Church, what are some of your reasons to extol, or “lift up” the Lord today? What thanksgiving can you lay at Jesus’ feet? In the comment section below, let’s praise and thank the Lord for who He is and what He has done in our lives.

Posted by: Todd Thomas

June 11, 2011

Today you should read: Psalm 29

Psalm 29 speaks of the power and majesty of the Lord. His voice is like thunder – so loud it breaks the huge cedars of Lebanon. His voice is like lightning, it shakes the desert. Our God is majestic – awe inspiring – overwhelming when you think about it.

This Psalm instructs us to ascribe the glory due Him – to worship Him as He deserves – in the splendor of His Holiness.

Today, I want you to do just that… first, I want you to meditate on the majesty of God. Write down all the words you can think of that describe His power and awesomeness.

Then, go through each one in prayer – thinking about it for a second and praising Him for it. Try and get at least 15-20 different words and go through each one individually.

To worship means to focus all of your attention on something or someone. I want you to truly WORSHIP God. Give Him all of your attention.

Think of a song or two that expresses how you feel about Him and sing or play it for Him while you meditate on the words.

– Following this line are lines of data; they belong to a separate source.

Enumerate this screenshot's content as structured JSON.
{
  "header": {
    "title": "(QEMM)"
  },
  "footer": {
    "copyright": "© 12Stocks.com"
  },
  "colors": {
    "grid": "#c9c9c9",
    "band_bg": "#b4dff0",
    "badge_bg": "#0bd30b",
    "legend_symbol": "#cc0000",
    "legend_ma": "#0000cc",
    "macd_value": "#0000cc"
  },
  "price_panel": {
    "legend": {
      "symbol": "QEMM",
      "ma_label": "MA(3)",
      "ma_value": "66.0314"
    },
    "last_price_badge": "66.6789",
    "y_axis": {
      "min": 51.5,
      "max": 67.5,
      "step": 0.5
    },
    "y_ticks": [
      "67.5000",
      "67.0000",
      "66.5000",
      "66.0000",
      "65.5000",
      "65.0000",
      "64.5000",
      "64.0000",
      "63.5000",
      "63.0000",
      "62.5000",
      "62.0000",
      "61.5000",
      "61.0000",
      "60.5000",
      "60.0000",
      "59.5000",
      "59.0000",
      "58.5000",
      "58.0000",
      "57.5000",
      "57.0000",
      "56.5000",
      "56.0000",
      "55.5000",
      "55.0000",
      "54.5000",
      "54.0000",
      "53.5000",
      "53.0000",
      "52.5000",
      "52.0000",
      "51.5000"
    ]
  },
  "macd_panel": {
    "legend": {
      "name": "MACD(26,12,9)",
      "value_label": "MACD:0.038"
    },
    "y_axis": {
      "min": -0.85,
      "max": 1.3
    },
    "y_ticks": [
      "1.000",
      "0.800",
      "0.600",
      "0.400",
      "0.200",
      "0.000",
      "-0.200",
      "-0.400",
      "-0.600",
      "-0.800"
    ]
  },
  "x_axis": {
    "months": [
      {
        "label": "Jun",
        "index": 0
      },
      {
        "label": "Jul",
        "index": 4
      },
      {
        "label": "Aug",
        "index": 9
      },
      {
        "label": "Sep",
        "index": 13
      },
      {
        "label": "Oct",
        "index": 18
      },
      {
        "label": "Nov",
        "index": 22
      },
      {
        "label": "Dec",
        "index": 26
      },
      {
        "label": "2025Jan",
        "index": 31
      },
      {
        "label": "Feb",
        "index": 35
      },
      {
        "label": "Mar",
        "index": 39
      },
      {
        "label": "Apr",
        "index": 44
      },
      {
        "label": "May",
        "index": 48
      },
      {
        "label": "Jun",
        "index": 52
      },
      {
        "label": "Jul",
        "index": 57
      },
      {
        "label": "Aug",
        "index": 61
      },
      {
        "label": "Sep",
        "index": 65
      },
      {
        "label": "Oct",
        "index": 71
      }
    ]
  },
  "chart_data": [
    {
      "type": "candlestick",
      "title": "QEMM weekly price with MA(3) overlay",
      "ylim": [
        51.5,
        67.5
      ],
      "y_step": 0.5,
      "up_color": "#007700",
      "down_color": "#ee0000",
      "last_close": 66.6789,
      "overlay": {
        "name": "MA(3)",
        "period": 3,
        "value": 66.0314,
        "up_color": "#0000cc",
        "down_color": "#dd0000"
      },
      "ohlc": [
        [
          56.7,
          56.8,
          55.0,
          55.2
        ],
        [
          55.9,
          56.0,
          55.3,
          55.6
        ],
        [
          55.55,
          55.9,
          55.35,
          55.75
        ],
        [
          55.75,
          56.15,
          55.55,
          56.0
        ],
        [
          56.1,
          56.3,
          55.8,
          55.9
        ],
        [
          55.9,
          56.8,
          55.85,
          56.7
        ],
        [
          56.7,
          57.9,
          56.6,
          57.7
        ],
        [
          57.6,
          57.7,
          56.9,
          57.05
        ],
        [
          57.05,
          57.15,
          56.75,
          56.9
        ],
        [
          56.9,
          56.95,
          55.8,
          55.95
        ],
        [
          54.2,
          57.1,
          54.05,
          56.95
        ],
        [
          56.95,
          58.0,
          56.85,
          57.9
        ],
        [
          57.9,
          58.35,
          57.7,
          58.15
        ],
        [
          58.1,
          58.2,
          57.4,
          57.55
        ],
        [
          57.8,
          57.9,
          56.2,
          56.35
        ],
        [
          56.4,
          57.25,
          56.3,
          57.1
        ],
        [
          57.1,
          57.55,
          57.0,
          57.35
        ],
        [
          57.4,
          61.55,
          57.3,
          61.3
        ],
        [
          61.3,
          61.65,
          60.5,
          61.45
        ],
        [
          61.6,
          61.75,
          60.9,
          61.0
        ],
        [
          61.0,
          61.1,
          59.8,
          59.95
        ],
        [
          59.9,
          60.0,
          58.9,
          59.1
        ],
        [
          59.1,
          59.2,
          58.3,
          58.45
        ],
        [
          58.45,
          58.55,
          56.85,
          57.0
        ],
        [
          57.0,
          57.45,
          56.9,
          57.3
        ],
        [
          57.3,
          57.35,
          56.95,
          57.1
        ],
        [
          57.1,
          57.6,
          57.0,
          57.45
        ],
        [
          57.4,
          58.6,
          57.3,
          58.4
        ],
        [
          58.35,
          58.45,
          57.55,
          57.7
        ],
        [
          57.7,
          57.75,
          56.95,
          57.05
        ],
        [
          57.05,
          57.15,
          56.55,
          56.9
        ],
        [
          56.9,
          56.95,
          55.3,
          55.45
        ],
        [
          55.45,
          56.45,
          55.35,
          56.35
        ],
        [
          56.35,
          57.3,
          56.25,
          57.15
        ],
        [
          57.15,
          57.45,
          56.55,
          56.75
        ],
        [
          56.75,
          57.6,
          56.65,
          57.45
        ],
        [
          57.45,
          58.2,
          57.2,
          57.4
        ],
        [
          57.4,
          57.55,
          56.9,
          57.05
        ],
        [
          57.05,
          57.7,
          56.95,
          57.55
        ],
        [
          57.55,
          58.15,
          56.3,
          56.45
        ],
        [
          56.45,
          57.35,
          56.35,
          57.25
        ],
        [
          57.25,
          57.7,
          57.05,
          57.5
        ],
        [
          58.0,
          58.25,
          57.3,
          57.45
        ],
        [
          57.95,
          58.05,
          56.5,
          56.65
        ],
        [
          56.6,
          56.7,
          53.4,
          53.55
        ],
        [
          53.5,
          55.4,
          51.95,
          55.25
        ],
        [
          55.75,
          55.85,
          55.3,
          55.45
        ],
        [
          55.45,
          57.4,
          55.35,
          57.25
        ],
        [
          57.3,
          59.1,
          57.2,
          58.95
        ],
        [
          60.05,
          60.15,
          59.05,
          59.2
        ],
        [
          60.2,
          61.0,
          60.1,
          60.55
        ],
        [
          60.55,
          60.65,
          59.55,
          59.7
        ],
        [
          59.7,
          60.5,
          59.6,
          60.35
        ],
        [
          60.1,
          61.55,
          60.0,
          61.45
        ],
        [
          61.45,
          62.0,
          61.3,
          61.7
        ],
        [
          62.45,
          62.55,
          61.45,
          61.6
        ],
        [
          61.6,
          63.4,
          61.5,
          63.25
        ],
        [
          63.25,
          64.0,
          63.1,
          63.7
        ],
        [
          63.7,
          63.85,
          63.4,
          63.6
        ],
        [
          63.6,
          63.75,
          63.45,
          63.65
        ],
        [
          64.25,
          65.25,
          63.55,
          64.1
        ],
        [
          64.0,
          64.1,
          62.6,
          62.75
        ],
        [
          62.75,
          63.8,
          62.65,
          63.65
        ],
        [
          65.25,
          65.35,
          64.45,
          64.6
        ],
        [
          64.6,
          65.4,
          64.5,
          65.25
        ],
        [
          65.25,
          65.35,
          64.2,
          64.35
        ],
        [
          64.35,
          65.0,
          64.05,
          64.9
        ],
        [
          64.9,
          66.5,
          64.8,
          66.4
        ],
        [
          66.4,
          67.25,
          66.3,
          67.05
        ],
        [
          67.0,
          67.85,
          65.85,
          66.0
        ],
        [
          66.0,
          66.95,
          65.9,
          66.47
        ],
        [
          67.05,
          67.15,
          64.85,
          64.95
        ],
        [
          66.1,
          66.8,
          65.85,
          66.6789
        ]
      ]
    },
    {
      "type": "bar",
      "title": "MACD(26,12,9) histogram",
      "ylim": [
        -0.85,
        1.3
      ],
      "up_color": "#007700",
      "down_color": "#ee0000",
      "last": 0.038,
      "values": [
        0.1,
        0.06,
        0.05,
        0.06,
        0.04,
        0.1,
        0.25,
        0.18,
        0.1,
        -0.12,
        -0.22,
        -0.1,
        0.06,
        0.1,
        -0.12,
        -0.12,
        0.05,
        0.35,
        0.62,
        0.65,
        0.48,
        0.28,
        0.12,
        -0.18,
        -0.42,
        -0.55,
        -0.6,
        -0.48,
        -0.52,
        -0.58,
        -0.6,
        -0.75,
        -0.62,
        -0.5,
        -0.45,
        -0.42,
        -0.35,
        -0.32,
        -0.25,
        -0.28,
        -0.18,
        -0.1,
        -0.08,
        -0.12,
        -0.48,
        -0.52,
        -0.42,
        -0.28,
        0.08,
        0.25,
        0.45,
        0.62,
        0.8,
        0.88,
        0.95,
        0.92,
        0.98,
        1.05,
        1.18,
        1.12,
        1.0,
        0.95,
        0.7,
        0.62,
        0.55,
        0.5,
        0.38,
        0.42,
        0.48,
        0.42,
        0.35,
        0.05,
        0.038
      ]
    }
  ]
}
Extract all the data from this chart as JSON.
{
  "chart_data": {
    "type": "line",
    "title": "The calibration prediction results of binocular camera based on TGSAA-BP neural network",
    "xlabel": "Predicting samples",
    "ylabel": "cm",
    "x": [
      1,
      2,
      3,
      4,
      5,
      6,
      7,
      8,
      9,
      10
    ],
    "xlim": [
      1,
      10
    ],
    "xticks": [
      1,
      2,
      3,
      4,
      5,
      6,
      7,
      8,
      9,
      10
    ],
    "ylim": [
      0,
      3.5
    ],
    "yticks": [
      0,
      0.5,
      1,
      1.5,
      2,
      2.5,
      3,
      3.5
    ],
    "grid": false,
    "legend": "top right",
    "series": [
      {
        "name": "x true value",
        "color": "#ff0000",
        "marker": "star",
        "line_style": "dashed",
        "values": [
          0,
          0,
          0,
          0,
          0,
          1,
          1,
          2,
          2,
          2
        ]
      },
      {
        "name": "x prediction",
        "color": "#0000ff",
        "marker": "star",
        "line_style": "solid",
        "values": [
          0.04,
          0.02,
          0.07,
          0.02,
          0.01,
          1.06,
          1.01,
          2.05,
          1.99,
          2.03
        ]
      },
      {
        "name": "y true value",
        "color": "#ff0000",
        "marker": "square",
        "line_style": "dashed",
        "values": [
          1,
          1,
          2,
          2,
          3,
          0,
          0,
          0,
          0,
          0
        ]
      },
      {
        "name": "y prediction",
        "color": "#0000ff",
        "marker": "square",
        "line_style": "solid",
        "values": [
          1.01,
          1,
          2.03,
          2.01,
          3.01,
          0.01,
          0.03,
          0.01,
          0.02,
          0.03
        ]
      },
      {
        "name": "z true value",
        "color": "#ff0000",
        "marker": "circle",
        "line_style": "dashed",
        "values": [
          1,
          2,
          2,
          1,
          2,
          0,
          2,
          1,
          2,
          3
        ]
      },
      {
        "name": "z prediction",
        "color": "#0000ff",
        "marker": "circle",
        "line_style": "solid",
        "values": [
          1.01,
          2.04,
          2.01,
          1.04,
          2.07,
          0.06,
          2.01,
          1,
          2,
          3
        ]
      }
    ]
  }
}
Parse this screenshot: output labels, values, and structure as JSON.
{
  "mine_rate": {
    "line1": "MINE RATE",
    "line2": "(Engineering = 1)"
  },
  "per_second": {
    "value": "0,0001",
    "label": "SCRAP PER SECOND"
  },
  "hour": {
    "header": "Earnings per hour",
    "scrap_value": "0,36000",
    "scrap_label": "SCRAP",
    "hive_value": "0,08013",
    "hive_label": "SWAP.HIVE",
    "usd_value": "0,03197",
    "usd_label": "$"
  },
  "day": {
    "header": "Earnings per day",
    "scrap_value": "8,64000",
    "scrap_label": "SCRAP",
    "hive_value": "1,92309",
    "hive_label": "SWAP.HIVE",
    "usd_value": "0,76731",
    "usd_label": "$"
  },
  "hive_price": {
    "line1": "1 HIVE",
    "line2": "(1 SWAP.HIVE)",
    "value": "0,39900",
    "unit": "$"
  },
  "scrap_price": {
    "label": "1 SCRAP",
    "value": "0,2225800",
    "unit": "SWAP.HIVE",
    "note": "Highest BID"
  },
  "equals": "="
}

Now, close by thanking Him for being the great God that He is – yet still knowing and loving you. Try and keep that thought in mind all day.

Lovingly submitted by: Tim Parsons

June 10, 2011

Today you should read: Psalm 28

My prayer for you this morning is that you will remember what our lead pastor has been preaching. Go back with me if you will to the second week of the John series. Pastor Tim made clear when reading John 1:1 that, “in the beginning was the Word and the Word was God.” My encouragement to you this morning is that you will not see the Bible as just another book but that you will see it as the very breath of God, and that your affection for Jesus will be stirred as you read.

In Psalm 28, verses 1 and 2, the Psalmist is crying out to God for help, pleading with Him that he would hear his cry. Notice that the Psalmist addresses God in a strong way. Why do you think this is? It is because of the silence of the Lord.

Have you ever felt as though God was not listening? In Psalm 27, we see the intense trust that the Psalmist has in God; it is a Psalm of fearless trust. In chapter 28, the Psalmist is now praying for help and praises God for His answer.

I pray you are encouraged by this Psalm. I know that life is often difficult and there are times where we “feel” as though God has turned a deaf ear to us, but, be encouraged by verses 3-5 knowing that God will deal with you justly. If your enemy is against you know that God is over it all. We see the Psalmist go from crying out to God to praising God in verse 6. He makes it clear that the Holy Spirit has given him assurance that God has heard his prayer in his time of need.

Verse 7 is amazing! Re-read it. Take in to your inner core. The Psalmist prays to God, “the Lord is my strength.” “My heart trusts in Him, I am helped, my heart exults in Him, and, with my song I shall thank Him.” – It is amazing to me the affection the Psalmist has for God.

Verse 9 in the NASB says, “save Your people and bless our inheritance; Be their shepherd also, and carry them forever.”

To know that God is my Shepherd (implying that I am not the sharpest tool in the box—sheep are not smart) and that He will guide and carry me forever is a thought that leads me to worship Him! I hope it does the same for you today as well! Take time later today to read John 10:27-28 and see how the Gospel of John points to the same truth that we find in Psalm 28.

Worship God – Enjoy God – Be useful to God’s Kingdom!